The Predictive Technology test will enable the firm to predict how well patients are going to respond to different therapies, similar to a pharmacogenomics test, Robinson added. "We use the diagnostic to understand the patient and what therapy is best for her, not simply for diagnosing the patient," he explained.
Specifically, the company will use data analytics to gauge the interaction between the individual and the type of disease to guide treatment more appropriately, both its own therapeutic as well as other treatments like hormonal birth control, GnRH agonists such as Lupron, or possibly a GnRH antagonist from AbbVie called Elagolix that is currently before the US Food and Drug Administration.
Endometriosis is a progressive disease in which the endometrial tissue that normally lines the uterus begins to grow outside of the uterus. Surgery — either laparoscopy or laparotomy — is currently the only way to definitively diagnose the disease, according to the National Institutes of Health.
Robinson said the prognostic aspect of the company's test could lead to future development of a "screen your teen" product, which could be used to uncover risk of endometriosis prior to puberty, well before damage and scarring of the disease causes symptoms of painful periods and potential infertility.
Predictive Technology Group is a life sciences holding company founded in 2013. It currently has two wholly owned subsidiaries — Predictive Biotech and Predictive Therapeutics — and is traded on the OTC market.
The biotech branch includes a line of regenerative medicines using placental stem cells and a portfolio of assets related to spine health, including LDT molecular diagnostics for degenerative disk disease and scoliosis.
The firm's therapeutics branch initially set out to develop a therapeutic for endometriosis. But realizing the key to the disease is early intervention, the company then brought in the lab-developed diagnostic from Juneau Biosciences and acquired LifeCode Genetics in 2016.
To support its diagnostics push, the firm has also brought in a number advisors and executives with high profiles in the endometriosis space. For example, Hugh Taylor, chair of obstetrics, gynecology, and reproductive sciences at Yale School of Medicine as well as chief of obstetrics and gynecology at Yale-New Haven Hospital, joined the firm's scientific advisory board earlier this month. Predictive Technology also brought in Michael Dey, former president of the women's health division at Wyeth, to be a board member and the CEO of the therapeutics group.
The company has also appointed John Sorrentino, the current vice president and COO of vaccine research and development at Pfizer, as chair of its scientific advisory board, and added Greg Prince, a co-founder and CEO of Virion, and John Nelson, a former president of the American Medical Association and the Utah Medical Association, to the board as well.
The company has also filed a letter of intent to acquire FlagshipHealth Group, Robinson said.
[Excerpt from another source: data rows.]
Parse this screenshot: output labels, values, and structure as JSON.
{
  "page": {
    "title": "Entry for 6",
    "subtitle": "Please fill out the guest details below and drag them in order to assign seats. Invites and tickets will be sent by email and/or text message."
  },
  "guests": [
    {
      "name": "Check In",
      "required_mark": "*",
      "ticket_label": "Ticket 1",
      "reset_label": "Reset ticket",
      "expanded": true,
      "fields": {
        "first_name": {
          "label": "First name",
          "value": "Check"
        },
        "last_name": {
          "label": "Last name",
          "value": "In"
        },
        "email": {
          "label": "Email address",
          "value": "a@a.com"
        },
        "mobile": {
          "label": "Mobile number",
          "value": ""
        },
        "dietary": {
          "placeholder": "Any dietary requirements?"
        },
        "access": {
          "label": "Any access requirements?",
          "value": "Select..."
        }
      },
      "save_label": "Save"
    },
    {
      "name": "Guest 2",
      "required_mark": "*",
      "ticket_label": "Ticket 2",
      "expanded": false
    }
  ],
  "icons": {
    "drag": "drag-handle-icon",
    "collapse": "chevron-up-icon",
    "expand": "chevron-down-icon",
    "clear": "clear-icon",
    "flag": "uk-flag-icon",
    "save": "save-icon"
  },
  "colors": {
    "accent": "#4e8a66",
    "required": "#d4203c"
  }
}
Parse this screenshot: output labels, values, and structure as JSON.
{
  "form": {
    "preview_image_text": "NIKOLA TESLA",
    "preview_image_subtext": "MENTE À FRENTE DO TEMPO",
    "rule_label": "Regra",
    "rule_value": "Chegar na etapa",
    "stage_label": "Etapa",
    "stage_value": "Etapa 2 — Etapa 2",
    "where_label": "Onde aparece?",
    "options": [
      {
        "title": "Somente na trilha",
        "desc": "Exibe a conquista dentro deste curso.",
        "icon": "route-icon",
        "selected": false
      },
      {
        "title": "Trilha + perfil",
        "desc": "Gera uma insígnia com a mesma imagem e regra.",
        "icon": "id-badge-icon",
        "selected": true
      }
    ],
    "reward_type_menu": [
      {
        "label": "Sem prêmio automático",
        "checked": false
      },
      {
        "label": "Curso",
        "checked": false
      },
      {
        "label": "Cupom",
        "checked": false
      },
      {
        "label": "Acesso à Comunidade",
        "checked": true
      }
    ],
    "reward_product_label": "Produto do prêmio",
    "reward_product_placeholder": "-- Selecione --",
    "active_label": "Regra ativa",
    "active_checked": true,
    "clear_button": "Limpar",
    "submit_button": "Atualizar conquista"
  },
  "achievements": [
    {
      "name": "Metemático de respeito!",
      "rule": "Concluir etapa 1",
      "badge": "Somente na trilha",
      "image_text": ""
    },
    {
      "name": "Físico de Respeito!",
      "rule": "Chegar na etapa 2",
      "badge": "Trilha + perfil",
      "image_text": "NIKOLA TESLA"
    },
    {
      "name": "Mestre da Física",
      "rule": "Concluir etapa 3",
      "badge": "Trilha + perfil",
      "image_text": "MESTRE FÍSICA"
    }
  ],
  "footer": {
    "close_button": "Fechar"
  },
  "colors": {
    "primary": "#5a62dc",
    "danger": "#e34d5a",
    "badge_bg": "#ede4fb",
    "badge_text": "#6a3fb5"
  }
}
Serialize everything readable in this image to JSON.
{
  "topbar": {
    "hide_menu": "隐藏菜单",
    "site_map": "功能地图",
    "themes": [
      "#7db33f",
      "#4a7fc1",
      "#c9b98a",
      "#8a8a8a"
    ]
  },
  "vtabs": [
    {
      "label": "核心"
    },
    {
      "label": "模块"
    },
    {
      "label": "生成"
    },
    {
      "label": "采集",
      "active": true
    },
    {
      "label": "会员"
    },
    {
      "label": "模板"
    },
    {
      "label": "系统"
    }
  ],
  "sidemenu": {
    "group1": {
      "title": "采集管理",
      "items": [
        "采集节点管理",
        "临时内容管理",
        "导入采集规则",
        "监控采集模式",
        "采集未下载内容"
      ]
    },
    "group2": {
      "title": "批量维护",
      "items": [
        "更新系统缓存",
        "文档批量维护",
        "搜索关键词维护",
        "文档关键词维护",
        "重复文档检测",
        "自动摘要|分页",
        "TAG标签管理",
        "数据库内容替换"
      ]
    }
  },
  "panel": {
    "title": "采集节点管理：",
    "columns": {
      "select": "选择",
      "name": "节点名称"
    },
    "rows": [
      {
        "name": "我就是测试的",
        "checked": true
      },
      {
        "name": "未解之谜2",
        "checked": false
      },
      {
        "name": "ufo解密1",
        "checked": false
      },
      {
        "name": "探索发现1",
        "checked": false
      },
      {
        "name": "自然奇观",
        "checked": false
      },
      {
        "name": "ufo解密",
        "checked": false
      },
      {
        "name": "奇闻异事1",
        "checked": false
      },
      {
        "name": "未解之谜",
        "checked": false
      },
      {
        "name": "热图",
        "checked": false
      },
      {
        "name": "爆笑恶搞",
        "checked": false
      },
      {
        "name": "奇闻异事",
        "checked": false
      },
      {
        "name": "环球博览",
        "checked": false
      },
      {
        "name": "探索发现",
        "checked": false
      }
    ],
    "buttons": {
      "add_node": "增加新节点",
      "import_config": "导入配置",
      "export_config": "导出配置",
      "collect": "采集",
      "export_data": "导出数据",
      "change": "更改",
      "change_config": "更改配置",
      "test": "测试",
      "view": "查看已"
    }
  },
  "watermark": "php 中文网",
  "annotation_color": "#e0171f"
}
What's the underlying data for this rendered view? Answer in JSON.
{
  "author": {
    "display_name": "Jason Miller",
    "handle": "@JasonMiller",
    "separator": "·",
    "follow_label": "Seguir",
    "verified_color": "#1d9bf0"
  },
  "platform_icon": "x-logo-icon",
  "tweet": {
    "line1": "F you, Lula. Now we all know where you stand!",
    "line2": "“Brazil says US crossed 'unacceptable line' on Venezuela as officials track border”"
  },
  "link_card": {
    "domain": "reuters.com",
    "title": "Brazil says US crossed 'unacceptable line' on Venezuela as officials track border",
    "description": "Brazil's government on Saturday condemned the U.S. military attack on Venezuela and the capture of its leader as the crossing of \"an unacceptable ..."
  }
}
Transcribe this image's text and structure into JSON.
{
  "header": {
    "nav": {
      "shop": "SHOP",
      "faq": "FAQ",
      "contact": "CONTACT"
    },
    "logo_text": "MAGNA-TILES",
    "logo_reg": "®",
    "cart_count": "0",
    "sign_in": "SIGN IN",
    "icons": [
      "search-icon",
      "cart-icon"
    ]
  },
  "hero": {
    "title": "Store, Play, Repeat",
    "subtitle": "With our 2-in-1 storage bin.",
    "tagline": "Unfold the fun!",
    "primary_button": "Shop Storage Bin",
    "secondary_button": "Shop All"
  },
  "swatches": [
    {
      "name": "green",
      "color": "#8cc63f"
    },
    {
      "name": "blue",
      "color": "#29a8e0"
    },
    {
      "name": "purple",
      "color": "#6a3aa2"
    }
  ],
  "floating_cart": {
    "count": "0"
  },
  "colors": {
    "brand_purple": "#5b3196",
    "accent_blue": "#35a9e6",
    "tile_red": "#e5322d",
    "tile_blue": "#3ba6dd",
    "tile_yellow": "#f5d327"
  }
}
That Minnesota-based firm is headed by Tim Lacy, whose experience includes senior executive positions at UnitedHealth Group and Walgreens, and William McGuire, the former chairman and CEO of UnitedHealth Group, and provides consulting services and sales support.
This new acquisition helps the team "understand all the stakeholders in endometriosis," Robinson said, to allow the firm to have a comprehensive solution, from payors to patients.
A few other firms are known to be looking into endometriosis diagnostics using various methods. For example, MDNA Life Sciences formed a collaboration last year with the University of Oxford to further develop and validate its mitochondrial DNA-based blood test for endometriosis and plans to launch a test this year, while VolitionRx reportedly entered into an agreement, also with the University of Oxford, to develop a test using nucleosomes.